Every day you give access to your personal data to thousands of websites and services located all over the world. On the way to its final destination your data passes dozens of hops, routers and networks.

Your data can be logged, monitored, analyzed and stored by your ISP, your network administrator, a site you visit, your network peers, or even worse, a hacker.

For example, your network peers may be snooping and peeking on your private Internet activities, looking for a way to compromise you and damage your reputation. And a hacker who gave you a free access to his unsecured WiFi is waiting to take over your email account and gain access to your bank account.

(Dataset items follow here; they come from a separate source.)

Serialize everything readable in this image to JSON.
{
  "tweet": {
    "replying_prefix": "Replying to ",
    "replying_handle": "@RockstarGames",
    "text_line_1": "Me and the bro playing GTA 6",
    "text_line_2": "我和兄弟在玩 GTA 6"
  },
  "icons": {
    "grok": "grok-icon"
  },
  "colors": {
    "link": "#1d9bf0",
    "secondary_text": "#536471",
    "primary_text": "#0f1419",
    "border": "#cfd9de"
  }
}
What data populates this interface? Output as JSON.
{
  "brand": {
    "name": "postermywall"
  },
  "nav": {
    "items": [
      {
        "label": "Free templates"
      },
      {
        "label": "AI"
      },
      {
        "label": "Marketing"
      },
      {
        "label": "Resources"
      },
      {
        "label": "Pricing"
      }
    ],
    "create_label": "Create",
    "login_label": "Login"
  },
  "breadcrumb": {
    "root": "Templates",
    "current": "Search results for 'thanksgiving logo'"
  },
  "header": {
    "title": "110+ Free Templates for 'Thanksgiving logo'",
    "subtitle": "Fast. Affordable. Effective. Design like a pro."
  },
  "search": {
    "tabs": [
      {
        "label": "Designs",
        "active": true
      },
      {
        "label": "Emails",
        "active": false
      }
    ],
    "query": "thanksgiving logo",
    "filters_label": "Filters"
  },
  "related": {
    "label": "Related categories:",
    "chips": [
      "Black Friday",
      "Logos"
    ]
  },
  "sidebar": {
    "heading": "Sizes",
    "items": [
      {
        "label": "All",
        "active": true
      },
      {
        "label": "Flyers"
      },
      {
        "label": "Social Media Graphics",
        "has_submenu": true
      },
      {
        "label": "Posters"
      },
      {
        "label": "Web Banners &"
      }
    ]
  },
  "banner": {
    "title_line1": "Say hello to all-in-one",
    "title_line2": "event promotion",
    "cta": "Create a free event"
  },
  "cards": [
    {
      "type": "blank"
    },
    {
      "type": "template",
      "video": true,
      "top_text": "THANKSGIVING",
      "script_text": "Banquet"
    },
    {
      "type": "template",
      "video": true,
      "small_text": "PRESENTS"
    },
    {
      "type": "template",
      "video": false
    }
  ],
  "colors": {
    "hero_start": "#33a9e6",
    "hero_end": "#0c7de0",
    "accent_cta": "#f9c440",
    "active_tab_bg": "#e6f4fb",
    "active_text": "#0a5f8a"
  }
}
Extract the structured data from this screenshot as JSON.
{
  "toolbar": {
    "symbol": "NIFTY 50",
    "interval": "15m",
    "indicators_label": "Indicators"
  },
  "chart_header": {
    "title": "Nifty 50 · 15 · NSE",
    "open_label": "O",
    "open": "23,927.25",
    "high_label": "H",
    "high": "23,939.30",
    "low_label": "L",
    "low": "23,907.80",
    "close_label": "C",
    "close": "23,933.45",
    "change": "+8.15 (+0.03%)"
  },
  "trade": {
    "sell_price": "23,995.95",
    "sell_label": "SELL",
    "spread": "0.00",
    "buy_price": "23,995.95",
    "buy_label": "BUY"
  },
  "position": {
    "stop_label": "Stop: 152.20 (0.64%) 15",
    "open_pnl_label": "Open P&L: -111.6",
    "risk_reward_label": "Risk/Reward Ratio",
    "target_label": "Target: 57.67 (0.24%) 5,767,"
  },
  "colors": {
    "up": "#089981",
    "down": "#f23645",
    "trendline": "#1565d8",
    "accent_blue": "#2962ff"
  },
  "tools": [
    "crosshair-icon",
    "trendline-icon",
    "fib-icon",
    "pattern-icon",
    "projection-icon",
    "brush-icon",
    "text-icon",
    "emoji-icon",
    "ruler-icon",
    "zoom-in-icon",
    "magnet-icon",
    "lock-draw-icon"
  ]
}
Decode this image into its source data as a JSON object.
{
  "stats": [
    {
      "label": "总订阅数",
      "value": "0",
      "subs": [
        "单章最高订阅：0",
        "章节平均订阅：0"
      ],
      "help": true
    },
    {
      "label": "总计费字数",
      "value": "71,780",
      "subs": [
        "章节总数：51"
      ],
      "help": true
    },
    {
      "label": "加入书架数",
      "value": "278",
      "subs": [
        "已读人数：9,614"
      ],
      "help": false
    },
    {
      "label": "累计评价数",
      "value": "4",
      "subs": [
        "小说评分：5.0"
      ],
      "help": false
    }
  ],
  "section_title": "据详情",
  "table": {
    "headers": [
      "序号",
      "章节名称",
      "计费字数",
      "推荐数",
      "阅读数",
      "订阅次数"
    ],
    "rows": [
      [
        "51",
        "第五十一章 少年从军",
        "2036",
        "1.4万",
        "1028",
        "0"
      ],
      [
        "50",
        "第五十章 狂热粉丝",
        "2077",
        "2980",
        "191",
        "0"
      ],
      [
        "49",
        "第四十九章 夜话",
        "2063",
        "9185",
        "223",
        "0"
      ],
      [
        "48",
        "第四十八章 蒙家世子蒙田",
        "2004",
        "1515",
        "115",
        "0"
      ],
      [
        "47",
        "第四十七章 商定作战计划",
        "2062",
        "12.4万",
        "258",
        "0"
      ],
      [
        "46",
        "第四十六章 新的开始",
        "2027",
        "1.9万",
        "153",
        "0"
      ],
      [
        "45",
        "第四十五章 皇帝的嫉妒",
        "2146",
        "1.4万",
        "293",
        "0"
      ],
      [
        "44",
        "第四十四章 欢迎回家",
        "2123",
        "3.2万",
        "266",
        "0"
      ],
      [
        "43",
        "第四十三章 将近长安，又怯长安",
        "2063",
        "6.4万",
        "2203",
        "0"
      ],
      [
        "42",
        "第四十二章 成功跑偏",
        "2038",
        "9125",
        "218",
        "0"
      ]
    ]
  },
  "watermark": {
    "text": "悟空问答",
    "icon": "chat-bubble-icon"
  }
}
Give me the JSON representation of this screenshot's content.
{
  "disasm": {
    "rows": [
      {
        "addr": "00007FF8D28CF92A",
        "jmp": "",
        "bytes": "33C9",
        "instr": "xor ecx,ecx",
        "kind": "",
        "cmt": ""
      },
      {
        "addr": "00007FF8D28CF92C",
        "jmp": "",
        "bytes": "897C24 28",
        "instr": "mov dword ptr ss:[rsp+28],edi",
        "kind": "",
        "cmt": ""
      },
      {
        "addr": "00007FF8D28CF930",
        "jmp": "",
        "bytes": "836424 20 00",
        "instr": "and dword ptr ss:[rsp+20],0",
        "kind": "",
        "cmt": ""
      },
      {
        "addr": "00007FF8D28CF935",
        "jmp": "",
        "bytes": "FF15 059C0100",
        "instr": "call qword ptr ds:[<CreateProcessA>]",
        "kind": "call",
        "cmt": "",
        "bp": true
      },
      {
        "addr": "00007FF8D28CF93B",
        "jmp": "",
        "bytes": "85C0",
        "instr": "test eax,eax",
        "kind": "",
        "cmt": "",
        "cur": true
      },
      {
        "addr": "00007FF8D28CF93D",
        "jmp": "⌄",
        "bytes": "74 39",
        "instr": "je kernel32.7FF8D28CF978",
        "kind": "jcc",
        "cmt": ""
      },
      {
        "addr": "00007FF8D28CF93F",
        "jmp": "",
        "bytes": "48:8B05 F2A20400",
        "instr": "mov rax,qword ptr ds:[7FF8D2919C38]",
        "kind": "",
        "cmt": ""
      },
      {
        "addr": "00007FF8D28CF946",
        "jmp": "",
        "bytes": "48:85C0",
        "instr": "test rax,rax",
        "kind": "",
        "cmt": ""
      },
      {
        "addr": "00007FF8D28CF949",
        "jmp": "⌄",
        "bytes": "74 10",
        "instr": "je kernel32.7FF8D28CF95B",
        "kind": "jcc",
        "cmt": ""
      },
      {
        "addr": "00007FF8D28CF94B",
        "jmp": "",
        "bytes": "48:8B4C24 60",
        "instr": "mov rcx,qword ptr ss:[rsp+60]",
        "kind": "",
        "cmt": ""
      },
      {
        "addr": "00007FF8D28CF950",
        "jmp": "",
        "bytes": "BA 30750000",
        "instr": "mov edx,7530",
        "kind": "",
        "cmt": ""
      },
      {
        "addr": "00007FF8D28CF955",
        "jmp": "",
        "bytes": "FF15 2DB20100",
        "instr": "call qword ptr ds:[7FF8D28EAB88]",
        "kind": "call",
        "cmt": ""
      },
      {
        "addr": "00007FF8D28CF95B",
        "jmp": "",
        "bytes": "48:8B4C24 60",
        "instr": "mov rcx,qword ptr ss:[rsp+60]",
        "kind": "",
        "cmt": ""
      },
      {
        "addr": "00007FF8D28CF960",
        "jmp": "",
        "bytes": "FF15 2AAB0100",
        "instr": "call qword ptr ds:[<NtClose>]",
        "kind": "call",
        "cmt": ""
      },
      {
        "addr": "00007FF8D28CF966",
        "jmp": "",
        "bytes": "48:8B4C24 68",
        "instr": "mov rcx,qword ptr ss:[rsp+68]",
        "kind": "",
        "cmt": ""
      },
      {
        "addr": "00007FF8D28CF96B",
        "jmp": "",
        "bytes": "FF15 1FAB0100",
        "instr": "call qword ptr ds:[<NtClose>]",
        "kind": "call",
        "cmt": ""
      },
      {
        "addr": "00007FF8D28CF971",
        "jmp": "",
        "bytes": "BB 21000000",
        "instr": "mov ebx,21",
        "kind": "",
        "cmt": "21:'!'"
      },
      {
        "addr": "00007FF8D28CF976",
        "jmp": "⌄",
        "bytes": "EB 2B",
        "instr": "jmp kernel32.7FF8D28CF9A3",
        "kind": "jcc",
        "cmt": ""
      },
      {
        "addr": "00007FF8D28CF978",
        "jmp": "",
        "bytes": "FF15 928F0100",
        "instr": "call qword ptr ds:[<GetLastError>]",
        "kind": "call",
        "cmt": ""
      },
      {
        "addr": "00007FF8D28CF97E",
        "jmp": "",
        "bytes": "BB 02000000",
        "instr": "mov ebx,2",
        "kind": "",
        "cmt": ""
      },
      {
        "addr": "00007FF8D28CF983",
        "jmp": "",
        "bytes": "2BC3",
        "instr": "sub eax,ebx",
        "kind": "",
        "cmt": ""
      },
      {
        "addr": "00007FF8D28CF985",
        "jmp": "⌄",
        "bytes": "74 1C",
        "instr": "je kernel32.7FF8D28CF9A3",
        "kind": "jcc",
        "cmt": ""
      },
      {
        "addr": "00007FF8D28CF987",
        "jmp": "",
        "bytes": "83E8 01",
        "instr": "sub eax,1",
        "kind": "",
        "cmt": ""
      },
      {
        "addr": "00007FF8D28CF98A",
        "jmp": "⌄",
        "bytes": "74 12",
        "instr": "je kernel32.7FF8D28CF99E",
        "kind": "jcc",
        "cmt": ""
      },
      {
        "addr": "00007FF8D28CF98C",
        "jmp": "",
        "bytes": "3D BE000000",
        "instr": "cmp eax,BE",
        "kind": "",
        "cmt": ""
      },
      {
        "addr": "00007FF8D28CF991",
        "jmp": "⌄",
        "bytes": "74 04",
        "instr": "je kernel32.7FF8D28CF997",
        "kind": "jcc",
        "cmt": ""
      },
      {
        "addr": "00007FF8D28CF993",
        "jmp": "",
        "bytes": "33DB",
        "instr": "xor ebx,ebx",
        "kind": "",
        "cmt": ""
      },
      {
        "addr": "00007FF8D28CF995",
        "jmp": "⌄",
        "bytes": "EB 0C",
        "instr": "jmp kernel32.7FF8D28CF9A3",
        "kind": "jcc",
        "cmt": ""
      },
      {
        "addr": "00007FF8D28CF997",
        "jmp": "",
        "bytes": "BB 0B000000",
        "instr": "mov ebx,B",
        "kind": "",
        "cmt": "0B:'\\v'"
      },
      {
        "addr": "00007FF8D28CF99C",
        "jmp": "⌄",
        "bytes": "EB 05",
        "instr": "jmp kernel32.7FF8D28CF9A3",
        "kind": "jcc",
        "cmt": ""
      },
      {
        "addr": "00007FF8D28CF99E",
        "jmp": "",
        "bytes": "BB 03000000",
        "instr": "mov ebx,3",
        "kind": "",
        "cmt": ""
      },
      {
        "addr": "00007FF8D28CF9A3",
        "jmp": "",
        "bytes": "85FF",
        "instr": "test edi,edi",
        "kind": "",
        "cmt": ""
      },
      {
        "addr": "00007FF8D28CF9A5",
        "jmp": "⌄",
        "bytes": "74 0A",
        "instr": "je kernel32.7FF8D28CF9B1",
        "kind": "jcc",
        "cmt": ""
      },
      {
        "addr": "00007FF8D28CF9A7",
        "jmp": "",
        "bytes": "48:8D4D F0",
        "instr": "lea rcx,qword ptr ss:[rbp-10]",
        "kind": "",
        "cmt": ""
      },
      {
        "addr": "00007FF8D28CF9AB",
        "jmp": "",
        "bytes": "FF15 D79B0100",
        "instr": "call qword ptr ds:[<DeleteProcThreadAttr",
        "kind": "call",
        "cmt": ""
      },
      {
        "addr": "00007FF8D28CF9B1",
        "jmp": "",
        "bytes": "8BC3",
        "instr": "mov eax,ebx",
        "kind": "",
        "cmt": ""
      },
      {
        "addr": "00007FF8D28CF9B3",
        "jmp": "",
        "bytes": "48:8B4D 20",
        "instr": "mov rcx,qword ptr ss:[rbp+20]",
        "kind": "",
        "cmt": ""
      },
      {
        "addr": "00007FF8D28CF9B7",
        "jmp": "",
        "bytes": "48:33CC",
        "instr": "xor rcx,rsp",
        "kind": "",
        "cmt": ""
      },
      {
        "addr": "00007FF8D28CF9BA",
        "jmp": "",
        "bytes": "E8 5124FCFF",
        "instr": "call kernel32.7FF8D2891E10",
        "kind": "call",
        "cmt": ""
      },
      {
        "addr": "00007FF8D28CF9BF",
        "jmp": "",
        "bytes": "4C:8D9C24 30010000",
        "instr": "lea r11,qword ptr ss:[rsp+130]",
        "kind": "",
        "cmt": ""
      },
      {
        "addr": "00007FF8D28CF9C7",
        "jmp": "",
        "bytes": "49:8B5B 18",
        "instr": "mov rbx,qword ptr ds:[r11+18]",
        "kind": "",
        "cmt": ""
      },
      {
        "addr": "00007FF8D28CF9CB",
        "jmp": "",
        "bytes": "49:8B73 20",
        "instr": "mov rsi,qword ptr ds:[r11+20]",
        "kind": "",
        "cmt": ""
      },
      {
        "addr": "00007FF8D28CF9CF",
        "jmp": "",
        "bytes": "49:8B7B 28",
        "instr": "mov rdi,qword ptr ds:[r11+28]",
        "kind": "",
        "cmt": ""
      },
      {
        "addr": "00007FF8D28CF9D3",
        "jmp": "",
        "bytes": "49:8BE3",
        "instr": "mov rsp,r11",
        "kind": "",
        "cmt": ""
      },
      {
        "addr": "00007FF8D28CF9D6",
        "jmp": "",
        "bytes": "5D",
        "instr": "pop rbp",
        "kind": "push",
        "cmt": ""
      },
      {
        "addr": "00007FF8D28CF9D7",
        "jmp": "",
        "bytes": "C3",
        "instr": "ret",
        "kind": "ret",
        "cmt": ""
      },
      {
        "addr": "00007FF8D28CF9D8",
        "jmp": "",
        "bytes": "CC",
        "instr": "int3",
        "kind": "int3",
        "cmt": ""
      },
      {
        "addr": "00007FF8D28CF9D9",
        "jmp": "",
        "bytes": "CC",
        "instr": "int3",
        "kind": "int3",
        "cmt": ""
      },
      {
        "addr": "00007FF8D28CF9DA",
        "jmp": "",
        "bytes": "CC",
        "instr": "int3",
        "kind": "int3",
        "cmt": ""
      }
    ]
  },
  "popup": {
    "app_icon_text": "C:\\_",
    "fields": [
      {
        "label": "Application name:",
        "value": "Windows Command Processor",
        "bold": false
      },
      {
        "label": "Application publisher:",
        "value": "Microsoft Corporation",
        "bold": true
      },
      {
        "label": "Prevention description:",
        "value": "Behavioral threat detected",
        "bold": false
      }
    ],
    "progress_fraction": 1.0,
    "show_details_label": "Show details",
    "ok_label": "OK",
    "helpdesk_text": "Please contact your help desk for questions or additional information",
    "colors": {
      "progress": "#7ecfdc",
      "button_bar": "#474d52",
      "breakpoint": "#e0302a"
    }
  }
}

Okay, this sounds scary. How can I get a VPN?

There are a lot of VPN providers out there, so I understand it's difficult to choose. (Trust me, I know. I had to do this myself.) Here are a few points that you need to consider when choosing a VPN:
  • Logging of any kind (If your VPN provider keeps logs, it is a wise decision not to utilize their service.)
  • Location of HQ (If your VPN provider is operating in a five, nine or fourteen-eyes country, you may want to reconsider. Read here why this matters.)
  • Their policies (Not everyone may want to do this, but for your privacy's sake I recommend you to check the VPN provider's ToS. Some of them may not care too much about your privacy or not at all, which is quite ironic.)
I myself use since they have proof that they don't log, but also have a lot of countries to choose a server from, a fast network and accept secure payment methods such as Bitcoin, Ethereum and PaySafecard.

If you're unsure what VPN provider you should choose, then you can consult That One Privacy Site for comparisons and reviews.

What about a free VPN?

Definitely not recommended. Free VPN's are absolutely not trustworthy and may even be more dangerous than not using a VPN at all. The most notorious example of this was Hola. Well, we all had to say "Adios" to that service. And they're not the only one.

Okay, so a paid VPN is all I need?

It's a great start, but you would need to add a few add-ons on your browser. I use Firefox for my browsing since it's open-source, but if you're used to Google Chrome, I can definitely recommend Iridium. It's pretty much Google Chrome without it sharing data to Google.
Here are the add-ons I use:

WebRTC Control WebRTC exposes your internal network IP(s), without user interaction. WebRTC will basically render your VPN useless if enabled, so let's disable this! I will never run Firefox without this add-on.

uBlock Origin is able to block tracking, malware domains, banners, pop-ups and video ads - even on Facebook and YouTube. Not only great for blocking ads, but safe as well!

HTTPS Everywhere will force all websites to load on the HTTPS protocol. This add-on requires no back end to work. Simply download, install and done.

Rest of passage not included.